With all of these evasion techniques, terrorists keep in mind that someone may report them, so while sending messages, they create new platforms and ask others to follow before they are suspended. This means that if the terrorists are discovered, they have another account to use for rebuilding networks and continuous propaganda dissemination. However, this technique has been shown to be less effective for individual supporters, as they lose followers quicker than they can make new accounts.
HumAngle has observed Al-Shabaab terrorists in Somalia conducting similar operations on Telegram and other platforms, in which they announce their new accounts before they are deleted.
According to an expert familiar with Boko Haram and ISWAP Jihadists’ internal operations, when the terrorists suspect intrusion by researchers, journalists, or spies in private channels that have been leaked to outsiders, they ask members to explain who invited them and where they are from. Members who are unable to explain their actions are removed from the group. The expert says, this is done regularly to keep outsiders out of the private channels.
Jihadists believe that deception is permissible during a war. Basing their arguments on a popular saying attributed to the Prophet Muhammad, “war is deception,” they have used various strategies that could deceive the audience and give the world a false picture of their activities.

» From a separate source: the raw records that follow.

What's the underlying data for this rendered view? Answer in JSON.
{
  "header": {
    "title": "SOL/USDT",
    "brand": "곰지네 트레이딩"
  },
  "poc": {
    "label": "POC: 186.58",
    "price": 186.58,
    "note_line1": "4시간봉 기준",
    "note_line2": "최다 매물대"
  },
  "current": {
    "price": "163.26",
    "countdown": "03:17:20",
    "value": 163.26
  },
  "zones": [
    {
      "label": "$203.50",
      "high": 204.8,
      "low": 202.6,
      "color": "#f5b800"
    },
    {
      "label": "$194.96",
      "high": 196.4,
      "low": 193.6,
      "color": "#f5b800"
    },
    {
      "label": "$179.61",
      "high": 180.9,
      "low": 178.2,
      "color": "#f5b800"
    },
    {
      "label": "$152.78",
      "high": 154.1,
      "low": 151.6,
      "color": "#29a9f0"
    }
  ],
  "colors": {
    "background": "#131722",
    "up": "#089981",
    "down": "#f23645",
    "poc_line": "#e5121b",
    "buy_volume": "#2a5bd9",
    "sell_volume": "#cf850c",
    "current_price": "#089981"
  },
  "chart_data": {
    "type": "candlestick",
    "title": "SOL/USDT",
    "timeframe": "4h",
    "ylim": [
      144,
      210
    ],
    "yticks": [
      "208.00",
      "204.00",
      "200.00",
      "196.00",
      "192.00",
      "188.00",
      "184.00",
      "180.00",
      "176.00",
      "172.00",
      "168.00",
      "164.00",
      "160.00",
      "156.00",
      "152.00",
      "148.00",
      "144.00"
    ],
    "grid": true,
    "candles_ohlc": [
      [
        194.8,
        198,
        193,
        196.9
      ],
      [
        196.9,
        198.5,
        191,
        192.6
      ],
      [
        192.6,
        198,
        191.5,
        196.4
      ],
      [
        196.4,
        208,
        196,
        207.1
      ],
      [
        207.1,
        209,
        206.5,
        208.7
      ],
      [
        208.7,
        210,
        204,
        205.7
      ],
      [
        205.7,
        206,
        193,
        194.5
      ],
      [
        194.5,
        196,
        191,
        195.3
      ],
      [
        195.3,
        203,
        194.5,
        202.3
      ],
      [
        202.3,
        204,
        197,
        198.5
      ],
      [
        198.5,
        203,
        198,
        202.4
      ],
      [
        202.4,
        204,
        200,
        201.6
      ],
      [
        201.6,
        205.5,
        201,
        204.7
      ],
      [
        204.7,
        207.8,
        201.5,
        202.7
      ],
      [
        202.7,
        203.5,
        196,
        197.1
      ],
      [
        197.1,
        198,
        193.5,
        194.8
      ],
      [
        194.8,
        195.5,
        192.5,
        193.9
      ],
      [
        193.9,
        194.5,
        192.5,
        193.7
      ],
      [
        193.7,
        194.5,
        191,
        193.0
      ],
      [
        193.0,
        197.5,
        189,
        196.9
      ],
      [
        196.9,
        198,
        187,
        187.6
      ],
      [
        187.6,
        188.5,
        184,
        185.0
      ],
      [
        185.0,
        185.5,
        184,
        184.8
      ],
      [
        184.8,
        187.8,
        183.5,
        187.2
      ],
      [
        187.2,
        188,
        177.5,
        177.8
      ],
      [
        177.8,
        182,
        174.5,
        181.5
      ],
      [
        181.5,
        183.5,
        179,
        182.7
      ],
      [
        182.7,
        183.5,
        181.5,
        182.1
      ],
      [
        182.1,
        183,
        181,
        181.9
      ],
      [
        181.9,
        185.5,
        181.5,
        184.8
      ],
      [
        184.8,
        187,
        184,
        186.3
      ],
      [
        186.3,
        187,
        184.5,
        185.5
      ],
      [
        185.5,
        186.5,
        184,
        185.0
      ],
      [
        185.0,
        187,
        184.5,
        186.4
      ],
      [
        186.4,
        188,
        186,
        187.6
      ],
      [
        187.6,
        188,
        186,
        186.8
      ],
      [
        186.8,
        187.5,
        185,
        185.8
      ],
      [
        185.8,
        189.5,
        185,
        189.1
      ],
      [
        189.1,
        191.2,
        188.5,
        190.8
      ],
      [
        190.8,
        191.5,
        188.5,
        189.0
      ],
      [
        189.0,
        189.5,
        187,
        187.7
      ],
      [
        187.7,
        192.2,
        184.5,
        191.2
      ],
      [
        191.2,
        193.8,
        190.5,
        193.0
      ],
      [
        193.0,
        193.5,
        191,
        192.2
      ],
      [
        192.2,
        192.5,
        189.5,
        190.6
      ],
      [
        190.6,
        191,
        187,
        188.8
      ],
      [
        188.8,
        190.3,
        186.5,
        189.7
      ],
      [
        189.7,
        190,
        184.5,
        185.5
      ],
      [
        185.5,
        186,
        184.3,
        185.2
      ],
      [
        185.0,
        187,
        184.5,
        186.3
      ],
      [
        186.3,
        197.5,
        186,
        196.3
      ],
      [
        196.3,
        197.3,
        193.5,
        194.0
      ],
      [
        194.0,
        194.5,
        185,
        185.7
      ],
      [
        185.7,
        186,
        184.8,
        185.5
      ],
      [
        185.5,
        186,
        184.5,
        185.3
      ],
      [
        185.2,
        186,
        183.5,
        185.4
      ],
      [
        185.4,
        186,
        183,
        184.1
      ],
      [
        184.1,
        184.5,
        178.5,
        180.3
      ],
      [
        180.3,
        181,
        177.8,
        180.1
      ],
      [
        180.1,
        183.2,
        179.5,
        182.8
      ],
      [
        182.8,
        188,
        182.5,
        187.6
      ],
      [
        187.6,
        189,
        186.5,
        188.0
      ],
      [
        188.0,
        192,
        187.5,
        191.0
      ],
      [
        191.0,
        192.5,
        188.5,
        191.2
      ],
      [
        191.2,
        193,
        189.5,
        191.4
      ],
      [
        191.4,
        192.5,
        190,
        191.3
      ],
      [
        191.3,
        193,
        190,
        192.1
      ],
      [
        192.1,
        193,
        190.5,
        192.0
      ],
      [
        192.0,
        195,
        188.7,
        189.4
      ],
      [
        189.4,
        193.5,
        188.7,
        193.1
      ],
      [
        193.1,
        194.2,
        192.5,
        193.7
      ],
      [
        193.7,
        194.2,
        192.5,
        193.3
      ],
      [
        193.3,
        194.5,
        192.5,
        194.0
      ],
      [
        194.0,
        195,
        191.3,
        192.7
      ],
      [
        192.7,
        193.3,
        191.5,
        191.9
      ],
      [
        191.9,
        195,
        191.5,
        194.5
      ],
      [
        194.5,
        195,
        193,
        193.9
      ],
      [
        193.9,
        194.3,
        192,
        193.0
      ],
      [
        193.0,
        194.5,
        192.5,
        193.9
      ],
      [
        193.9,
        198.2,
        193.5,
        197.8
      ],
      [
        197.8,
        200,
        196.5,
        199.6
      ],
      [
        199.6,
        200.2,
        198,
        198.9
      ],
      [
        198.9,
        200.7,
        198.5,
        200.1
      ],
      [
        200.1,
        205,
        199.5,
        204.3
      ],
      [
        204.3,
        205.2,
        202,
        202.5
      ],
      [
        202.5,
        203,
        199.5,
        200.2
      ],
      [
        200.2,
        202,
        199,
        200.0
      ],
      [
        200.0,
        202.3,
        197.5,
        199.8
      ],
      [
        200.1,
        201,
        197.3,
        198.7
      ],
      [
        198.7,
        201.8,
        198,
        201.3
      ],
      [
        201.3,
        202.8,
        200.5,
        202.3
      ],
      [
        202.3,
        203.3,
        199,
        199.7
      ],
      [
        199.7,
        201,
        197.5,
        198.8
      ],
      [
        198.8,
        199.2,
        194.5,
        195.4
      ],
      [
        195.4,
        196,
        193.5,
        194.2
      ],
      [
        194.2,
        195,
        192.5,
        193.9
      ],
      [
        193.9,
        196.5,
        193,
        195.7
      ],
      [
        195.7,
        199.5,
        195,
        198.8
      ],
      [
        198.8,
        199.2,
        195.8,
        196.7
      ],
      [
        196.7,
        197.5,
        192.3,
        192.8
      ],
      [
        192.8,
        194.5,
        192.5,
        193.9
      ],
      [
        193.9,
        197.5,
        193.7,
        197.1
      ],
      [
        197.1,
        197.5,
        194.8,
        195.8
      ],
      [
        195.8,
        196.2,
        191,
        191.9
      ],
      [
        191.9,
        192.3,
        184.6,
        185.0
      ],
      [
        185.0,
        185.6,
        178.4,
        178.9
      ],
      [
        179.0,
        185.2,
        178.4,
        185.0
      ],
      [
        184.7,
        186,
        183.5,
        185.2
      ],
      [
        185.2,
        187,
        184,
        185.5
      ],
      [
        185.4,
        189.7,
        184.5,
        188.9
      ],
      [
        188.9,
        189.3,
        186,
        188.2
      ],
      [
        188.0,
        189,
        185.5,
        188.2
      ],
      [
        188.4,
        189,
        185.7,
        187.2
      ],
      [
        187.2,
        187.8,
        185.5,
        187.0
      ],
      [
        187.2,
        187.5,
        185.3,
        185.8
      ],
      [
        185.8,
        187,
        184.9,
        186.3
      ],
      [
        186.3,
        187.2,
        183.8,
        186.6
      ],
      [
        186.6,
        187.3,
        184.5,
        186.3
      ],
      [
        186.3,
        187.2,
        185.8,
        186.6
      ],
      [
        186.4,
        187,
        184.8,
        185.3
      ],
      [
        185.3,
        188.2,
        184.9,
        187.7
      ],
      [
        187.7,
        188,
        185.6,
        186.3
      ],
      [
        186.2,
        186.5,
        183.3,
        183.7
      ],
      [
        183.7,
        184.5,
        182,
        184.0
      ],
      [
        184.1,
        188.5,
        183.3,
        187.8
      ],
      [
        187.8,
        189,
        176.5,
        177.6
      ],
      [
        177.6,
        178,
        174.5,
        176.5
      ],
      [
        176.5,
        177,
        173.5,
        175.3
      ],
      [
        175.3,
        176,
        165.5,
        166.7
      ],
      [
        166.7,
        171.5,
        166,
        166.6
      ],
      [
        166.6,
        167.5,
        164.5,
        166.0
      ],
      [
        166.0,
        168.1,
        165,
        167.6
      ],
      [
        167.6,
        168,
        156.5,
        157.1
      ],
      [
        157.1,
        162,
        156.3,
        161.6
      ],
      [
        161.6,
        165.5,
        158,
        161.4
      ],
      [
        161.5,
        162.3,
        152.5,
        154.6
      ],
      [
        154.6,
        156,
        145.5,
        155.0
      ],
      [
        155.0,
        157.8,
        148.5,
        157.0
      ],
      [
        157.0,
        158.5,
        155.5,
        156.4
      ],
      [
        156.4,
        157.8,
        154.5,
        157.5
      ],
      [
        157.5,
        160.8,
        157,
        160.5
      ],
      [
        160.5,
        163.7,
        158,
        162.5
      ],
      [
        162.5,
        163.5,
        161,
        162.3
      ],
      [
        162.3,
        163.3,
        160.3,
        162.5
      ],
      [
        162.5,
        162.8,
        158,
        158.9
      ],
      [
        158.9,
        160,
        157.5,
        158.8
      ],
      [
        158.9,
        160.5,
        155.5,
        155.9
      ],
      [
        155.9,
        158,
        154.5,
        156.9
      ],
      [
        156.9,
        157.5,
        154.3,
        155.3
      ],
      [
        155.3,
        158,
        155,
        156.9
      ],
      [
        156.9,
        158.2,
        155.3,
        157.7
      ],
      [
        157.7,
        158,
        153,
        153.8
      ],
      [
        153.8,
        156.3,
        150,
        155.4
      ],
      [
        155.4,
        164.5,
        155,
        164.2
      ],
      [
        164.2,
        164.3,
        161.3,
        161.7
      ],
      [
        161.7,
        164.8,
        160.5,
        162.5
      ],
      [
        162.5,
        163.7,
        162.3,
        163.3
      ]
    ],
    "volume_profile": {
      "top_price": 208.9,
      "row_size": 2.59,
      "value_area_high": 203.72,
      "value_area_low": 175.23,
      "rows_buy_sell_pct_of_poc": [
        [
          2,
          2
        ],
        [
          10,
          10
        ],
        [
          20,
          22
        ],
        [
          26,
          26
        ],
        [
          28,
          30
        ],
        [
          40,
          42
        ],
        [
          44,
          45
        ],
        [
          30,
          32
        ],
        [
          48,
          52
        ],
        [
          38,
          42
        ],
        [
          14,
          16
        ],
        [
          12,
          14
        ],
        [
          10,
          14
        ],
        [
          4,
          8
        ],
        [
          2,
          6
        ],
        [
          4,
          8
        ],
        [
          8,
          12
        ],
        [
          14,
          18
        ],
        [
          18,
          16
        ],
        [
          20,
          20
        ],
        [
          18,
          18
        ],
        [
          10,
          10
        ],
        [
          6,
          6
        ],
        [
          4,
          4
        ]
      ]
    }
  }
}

Abubakar Shekau, the dead leader of Boko Haram, stated in one of his speeches directed at HumAngle that he was aware of information warfare. “We are aware of the information war,” he said while reacting to a report that detailed how his group was failing.
According to Head of Investigations at HumAngle, Kunle Kunle Adebajo, terrorists do not create false information in a vacuum, but manipulate facts in a way that non-experts may find difficult to understand their misinformation strategy.
This was evident in how Boko Haram manipulated old footage to show how they shot down a Nigerian fighter jet in the north-east. This tactic has been at the heart of Islamic State messages, in which they mix figures of casualties, particularly injuries, to appear to have killed a large number of opposing forces.
Recently in its fifth issue of the Voice Khorasan, the Islamic State in Khorasan, an IS affiliate in Afghanistan, summarised the importance of using social media for disinformation by urging followers to consider disinformation as a part of its “war policy” that should be taken as a duty.
“Spreading the rumors is, therefore, a duty upon the Muslim armies to cause fragmentation of the enemy because that disunity will demoralize them significantly,” the English article stated.